Her zamanki gibi ilk durağım Şırnak’ın en sevdiğim yerlerinden biri olan Pepule Çay Bahçesi. Çay Bahçesindeki oklar hala dağları ve yakılan köyleri işaret ediyor… Belli ki barış rüzgarı Şırnak’ta henüz esmiyor!
Pepule Çay Bahçesini işleten Şırnaklı dostum Jiyan ile sohbet ediyoruz. 5-6 ay öncesine kadar çay bahçesinde 1500 Ezidi’nin misafir edildiğini öğreniyorum. Bahçeye serilen yataklarda misafir edilen Ezidileri, gündüzleri Şırnak halkı evlerine götürerek, banyo, giysi, gıda gibi ihtiyaçlarını uzunca bir süre karşılamışlar. “Şırnak halkı çok yardım etti” diye devam ediyor Jiyan. Bu, gün boyunca dolaştığım Şırnak Maden Ezidi kampında da en çok duyduğum söz.
Gençlerin Şırnak’ta gidebileceği tek mekân olan Pepule’de okey, tavla sesleri arasında gençlerle barış sürecine ilişkin sohbete başlıyoruz:
“Son açıklama herkeste bir algı oluşturdu, silahlar bırakılacak algısı veriliyor, oysa parti 10 maddeyi söylüyor, kimse bakmıyor.10 maddede güvenliğin yumuşatılması var, oysa iç güvenlik yasası tam tersini söylüyor.”
“10 madde de özgürlükçü maddeler, görünen o ki bir değişim olmayacak”.

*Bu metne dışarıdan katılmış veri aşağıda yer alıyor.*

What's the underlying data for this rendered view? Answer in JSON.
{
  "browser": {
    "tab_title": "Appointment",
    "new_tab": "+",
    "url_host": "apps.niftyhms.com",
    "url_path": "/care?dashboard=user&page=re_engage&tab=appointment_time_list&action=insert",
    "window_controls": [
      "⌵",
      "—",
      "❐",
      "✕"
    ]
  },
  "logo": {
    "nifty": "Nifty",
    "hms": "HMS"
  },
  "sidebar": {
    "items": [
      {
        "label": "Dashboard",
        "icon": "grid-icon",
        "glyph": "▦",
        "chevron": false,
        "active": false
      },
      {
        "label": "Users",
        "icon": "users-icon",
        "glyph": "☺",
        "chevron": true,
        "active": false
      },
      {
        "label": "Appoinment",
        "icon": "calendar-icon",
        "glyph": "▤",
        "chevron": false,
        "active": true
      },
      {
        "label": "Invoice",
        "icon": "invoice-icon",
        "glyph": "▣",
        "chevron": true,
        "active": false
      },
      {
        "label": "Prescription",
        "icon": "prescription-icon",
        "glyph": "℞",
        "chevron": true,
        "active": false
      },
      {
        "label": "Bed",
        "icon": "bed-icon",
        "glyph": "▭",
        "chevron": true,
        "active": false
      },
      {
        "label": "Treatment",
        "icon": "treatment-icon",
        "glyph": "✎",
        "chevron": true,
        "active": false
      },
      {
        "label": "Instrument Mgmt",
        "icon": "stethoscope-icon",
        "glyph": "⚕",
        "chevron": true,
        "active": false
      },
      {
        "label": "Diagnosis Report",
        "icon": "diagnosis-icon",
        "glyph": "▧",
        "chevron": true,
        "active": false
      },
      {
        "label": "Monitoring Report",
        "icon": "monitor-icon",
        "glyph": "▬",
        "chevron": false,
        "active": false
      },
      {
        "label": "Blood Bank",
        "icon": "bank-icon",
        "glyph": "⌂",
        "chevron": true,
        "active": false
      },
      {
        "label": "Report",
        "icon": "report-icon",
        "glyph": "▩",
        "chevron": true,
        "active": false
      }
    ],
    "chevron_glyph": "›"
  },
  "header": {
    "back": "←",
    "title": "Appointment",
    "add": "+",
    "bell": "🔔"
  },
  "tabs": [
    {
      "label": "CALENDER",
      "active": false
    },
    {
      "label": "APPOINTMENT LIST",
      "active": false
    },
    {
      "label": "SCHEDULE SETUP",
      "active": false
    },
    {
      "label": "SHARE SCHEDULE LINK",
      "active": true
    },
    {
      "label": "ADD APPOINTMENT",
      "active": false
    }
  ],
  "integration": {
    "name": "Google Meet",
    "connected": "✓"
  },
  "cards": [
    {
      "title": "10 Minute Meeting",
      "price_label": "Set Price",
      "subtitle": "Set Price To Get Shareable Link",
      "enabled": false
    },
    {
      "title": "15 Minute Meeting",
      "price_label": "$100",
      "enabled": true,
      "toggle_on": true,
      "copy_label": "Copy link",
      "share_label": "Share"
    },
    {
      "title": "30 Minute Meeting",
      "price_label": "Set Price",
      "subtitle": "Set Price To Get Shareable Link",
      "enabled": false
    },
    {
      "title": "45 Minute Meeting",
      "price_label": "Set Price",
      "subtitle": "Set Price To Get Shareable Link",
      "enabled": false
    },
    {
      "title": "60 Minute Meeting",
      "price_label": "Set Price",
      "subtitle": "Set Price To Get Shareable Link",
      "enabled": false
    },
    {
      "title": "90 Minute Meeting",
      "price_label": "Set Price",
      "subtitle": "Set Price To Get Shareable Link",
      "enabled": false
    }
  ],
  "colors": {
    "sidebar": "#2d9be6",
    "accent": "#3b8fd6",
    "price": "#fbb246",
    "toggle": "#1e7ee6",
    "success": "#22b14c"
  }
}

“Batıda Ahmet Hakan bile bu maddelere ütopya dedi.”
“Kürtlerde her zaman bir umut var, ama TC.nin politikaları umut vermiyor.”
“Silahların bırakılması TC. ye karşı söylendi, yoksa PKK tümden silah bırakamaz.”
‘Devlet hala aynı devlet’
Şırnak’ın içinde de yoğun olarak gördüğüm TOMA’lar, akrepler ve görüştüğüm insanların endişeli yüzleri bir şeylerin yolunda gitmediğinin de habercisi. Gün boyunca yaptığım görüşmelerde Şırnak’tan PKK’ye son dönemlerde yoğun katılım olduğunu öğreniyorum. Pepule’deki gençler de bunu teyit ediyor:
“Dağa çıkışlar burada çok yoğun, ciddi bir artış var, çevremizden görüyoruz. Bunu 2 şey tetikliyor: Kobanê ve devletin politikaları.”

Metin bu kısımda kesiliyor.